The answer, he found, wasn’t to abandon advertising but to redeem it — to channel its power toward sustainability, empathy, and authentic change. His books Goodvertising and The Hero Trap became manifestos for a new era of purpose-driven communication.

“People don’t buy your purpose — they buy who you can help them become.”

The Shift from Purpose to People

In a world overflowing with “purpose-driven” campaigns, Thomas challenges brands to go deeper. “Purpose has become a vanity project,” he says. “Everyone wants to be the hero saving the planet. But people don’t wake up wanting to join your purpose parade — they wake up wanting to live their own values.”

His message is refreshingly human: brands don’t need to be heroes; they need to be helpers. “If you’re Nike, don’t talk about empowerment — empower me when I lace up your shoes,” he explains. “It’s about turning your marketing mirror outward, from look how good we are to look who you can become with us.

That shift — from heroism to humanity — is at the heart of his philosophy. “The best brands,” he says, “don’t preach change; they enable it.”

The Arrow: Turning Words into Action

To help companies live this philosophy, Thomas created The Arrow, a simple yet powerful framework that guides brands to stay true to their values. Instead of asking, Why are we here?, The Arrow asks, Who can you help people become?

“When you define your brand through that lens, everything aligns — your products, your culture, your communication,” he explains. “It’s no longer about lofty mission statements. It’s about behavior, accountability, and transformation.”

He’s seen this model adopted across continents — from Europe to Latin America — helping organizations ground their purpose in real human impact.

“Post-purpose means moving beyond grand missions. The brands of the future won’t shout about saving the world — they’ll help people live better every day.”

Walking the Talk

For Thomas, authenticity and consistency separate the real changemakers from the ones chasing headlines. “Too many companies treat purpose like a campaign, not a commitment,” he says. “Walking the talk means people should feel the difference your brand makes in their lives. If they can’t, it’s just marketing.”

He’s worked with global names like Meta, adidas, and IKEA — brands learning that sustainability isn’t charity, it’s strategy. “When IKEA started designing for circularity, it wasn’t about being nice. It was about staying relevant in a world running out of resources.”

Stories That Stay

Of the 80+ countries he’s spoken in, one story still moves him deeply. “In Mozambique, I met young entrepreneurs selling solar lamps,” he recalls. “They told me, We don’t sell lamps — we sell light for studying, safety, and hope. That stuck with me. Marketing at its best isn’t about selling products; it’s about transforming lives.”

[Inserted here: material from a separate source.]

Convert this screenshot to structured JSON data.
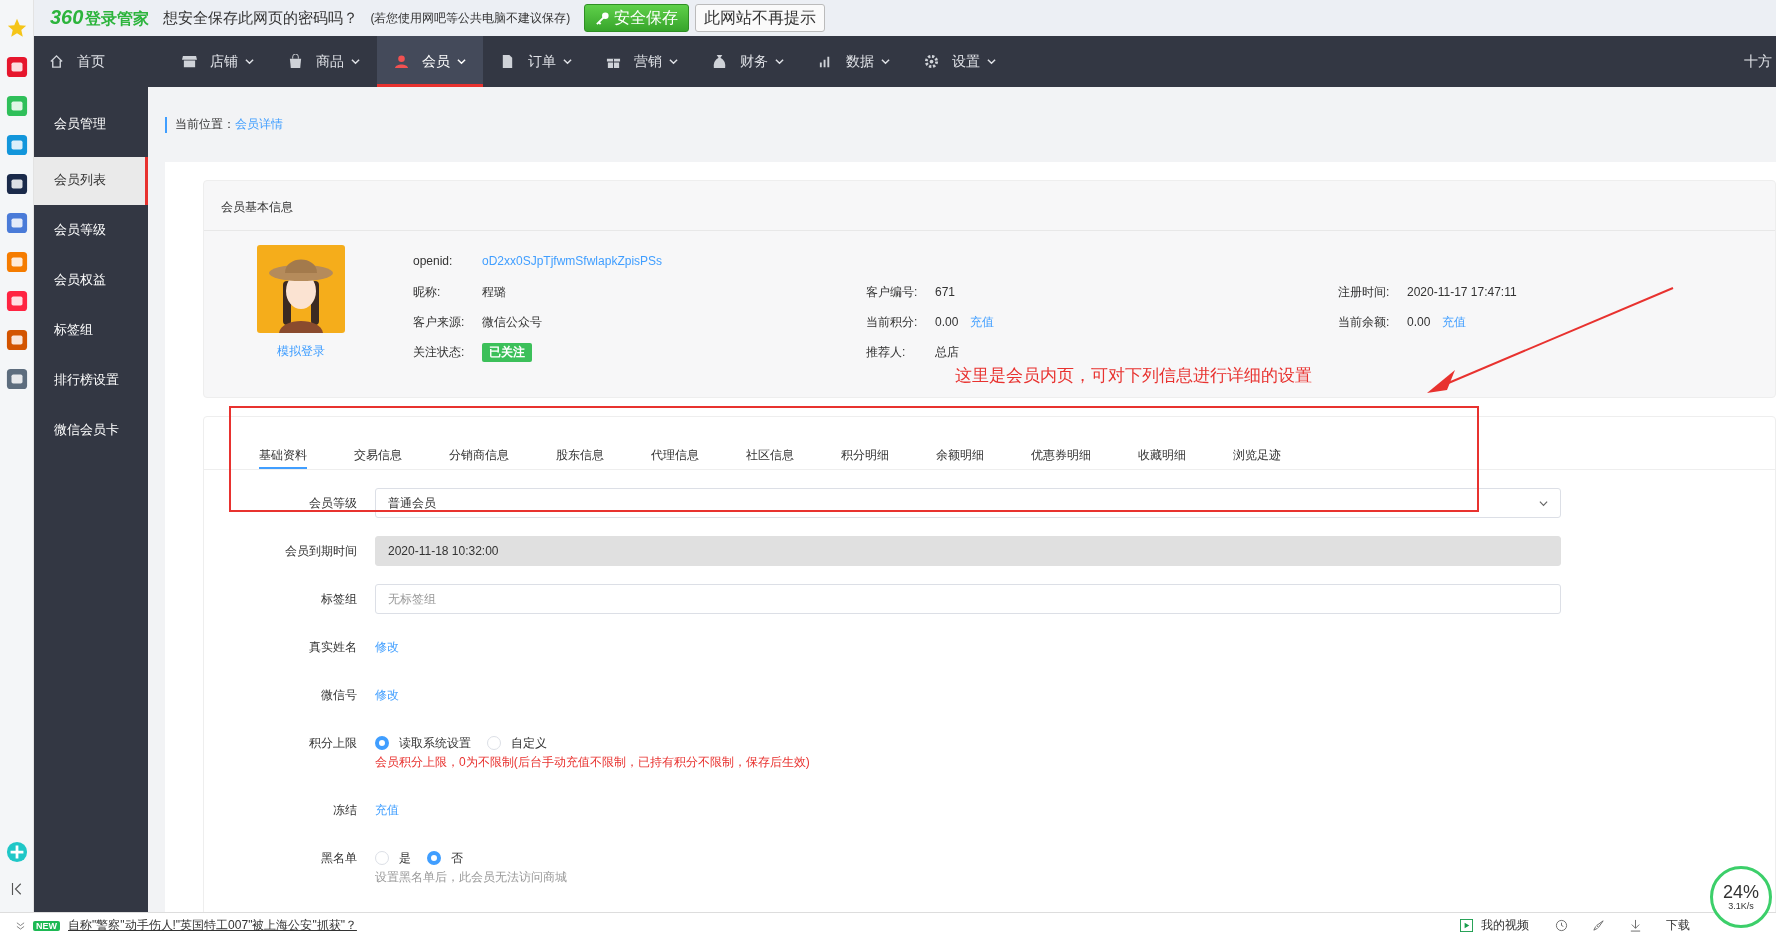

That belief continues to guide his work — that marketing can be a mirror reflecting who we are and a window showing who we can become.

Hope and the Future of Business

Despite the world’s growing polarization, Thomas remains optimistic. “When things become clear — when leaders defend fossil fuels, when old systems show their cracks — that’s when real change begins,” he says. “You can’t fight fog, but you can fight something visible.”

He believes the future belongs to those who treat business as a platform for progress. “We can’t go back to when oil was cheaper than renewables or when leadership looked one way. The future is already diverse, creative, and sustainable.”

A Message to the Next Generation

When asked what advice he’d give young marketers and entrepreneurs, Thomas doesn’t hesitate.


“Don’t chase meaning — create it. Stop trying to sell change. Start enabling it.”

He smiles as he explains: “Everyone wants to make a difference, but the real power lies in helping people make a difference in their own lives. Marketing has incredible power — use it to make life better, not just louder.”

And perhaps that’s the ultimate takeaway from Thomas Kolster’s journey: the best story you can tell isn’t your brand’s — it’s the one you help others live.